When I fill out my form and hit "submit" to write to mysql database, I get the following error:

PHP Notice: Undefined variable: sql in C:\inetpub\wwwroot\create.php on line 35

I am new to both mysql and php and trying to learn the basics using a little project.

Answer 1

when your script has an exception in try block, it goes to the catch block and there is no var like $sql so the solution is:

$sql define an empty variable before the try block

Answer 2

$sql variable has defined one the before try block, Please check the below code -

<?php

 if (isset($_POST['submit'])) {

 require "config.php";
 $sql = "";
 try {
    $connection = new PDO($dsn, $username, $password, $options);
    // insert new user code will go here

   $new_user = array(
      "firstname" => $_POST['firstname'],
      "lastname"  => $_POST['lastname'],
      "city"      => $_POST['city'],
      "country"   => $_POST['country'],
      "age"       => $_POST['age']
  );

  $sql = sprintf(
      "INSERT INTO %s (%s) values (%s)",
      "users",
      implode(", ", array_keys($new_user)),
      ":" . implode(", :", array_keys($new_user))
  );

  $statement = $connection->prepare($sql);
  $statement->execute($new_user);

  } catch(PDOException $error) {
    echo $sql . "<br>" . $error->getMessage();
  }
} 
?>

Answer 3

here you don't have any need to use $sql in catch block.

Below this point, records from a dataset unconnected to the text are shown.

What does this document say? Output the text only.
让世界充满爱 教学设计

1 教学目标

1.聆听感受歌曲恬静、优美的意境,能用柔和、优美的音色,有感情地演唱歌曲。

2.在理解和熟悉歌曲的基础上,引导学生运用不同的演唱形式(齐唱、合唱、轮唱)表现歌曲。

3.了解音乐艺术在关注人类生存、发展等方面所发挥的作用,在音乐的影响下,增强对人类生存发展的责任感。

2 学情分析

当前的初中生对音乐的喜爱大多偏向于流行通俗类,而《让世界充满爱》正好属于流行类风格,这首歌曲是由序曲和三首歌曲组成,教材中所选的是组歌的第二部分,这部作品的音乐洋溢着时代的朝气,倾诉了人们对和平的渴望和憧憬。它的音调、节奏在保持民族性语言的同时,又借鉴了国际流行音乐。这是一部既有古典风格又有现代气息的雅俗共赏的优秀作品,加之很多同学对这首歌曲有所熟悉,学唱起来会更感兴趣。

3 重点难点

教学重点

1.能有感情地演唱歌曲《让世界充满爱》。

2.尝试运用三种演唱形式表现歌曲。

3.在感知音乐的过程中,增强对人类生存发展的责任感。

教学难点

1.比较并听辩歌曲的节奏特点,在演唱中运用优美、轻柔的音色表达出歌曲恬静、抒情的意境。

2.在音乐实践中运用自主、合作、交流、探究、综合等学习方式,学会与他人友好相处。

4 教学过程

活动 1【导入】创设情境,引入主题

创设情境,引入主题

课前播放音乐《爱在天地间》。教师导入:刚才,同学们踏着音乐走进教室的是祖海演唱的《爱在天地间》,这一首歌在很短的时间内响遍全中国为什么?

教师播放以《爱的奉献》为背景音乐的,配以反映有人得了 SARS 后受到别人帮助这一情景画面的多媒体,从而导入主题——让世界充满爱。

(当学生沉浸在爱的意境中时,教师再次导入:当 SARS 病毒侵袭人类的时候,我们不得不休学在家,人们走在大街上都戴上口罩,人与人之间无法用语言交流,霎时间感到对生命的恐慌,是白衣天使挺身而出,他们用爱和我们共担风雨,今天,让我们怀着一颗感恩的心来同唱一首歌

Mainly you'll have to edit $sql variable in try block. Please find the below details:

<?php
if(isset($_POST['submit'])) {
  require "config.php";

  try {
    $connection = new PDO($dsn, $username, $password, $options);
    // insert new user code will go here
    $new_user = array(
      "firstname" => $_POST['firstname'],
      "lastname"  => $_POST['lastname'],
      "city"      => $_POST['city'],
      "country"   => $_POST['country'],
      "age"       => $_POST['age']
    );

    $sql = sprintf(
      "INSERT INTO %s (%s) values (%s)",
      "users",
      implode(", ", array_keys($new_user)),
      "'" . implode("', '", $new_user) . "'"
    );

    $statement = $connection->prepare($sql);
    $statement->execute($new_user);
  } catch(PDOException $error) {
    echo $error->getMessage();
  }
}
?>

Here, you can see that the variable substitution has been modified. This was incorrect in your code and hence the catch block gets executed and the undefined variable error i.e. $sql related issue occurs. Hope this may help.